You are more than welcome to call QFG and organize to have a meeting with the nurses up there to discuss your options. (Husband) would not be able to go into the theatre up there either, and as far as I am aware, he is unable to wait with you once you have been admitted. At TFC, he will be able to wait with you up until you enter theatre if there are no other patients on the list for that day (but that would not able to be guaranteed), then he would be just outside in the reception waiting room.
As to being unable to make any decisions on the day, all medical decisions are made and consents signed before you are given any medications.
In answer to your question about being unable to go through with the EPU, there are no real medical implications. The eggs would still ovulate from the follicles, and you would be required to abstain from intercourse as there would be a risk of multiple eggs fertilizing.
I understand that this information may not be what you want to hear, but I just wanted to answer all your questions.
If you have any further questions or concerns, please don’t hesitate to contact us here at the clinic.
Now, see, isn’t that a lovely, polite and professional response? I can’t fault the staff there, they have been wonderful.
Problem is, those reasons are not good enough to exclude a person undergoing a medical procedure from having support. If I was giving birth, Husband would be there. Husbands are even allowed in theatres for C-sections. I simply cannot accept, that in this day and age (it’s 2017 for crying out loud!), that medical staff can’t make arrangements for another human in the room.

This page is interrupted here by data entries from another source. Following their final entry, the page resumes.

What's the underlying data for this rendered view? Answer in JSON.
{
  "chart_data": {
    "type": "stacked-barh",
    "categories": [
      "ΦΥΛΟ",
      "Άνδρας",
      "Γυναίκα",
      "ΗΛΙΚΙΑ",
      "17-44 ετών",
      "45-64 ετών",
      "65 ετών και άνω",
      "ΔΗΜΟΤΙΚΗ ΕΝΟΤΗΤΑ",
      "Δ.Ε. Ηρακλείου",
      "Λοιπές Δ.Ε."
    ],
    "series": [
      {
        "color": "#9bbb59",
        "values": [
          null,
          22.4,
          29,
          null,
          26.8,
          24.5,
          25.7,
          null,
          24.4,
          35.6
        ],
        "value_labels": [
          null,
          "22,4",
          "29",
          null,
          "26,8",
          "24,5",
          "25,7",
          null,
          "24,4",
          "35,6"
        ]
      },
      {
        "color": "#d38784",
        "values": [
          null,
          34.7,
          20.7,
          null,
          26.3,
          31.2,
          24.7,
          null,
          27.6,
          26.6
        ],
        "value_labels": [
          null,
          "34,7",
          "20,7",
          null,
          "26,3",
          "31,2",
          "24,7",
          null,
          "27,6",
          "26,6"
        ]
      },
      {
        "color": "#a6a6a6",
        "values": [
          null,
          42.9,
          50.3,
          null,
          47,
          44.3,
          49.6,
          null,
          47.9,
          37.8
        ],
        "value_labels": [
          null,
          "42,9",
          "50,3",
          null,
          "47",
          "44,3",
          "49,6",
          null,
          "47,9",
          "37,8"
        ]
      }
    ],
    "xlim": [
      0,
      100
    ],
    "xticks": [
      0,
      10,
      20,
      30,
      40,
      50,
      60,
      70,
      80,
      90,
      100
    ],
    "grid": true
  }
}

Anyway, a few weeks later, I received the following follow up email from TFC-SC and provided my response.
Hi Kate and (Husband)
This is just a courtesy email to see if you have thought anymore about a cycle with us. Look forward to hearing back from you.
Jayne Herman IVF nurse co-ordinator
Thank you for your follow up email. Unfortunately it doesn’t look like a cycle through the fertility clinic is going to be possible.
In order to undergo IVF, I need to find a solution where my husband can be present with me for the extraction and implantation. I’ve been advised this isn’t possible at your clinic.
Please let me know if this changes in the future and we can begin the IVF process straight away.
And I never heard from them again. So I guess they decided I wasn’t going to have IVF.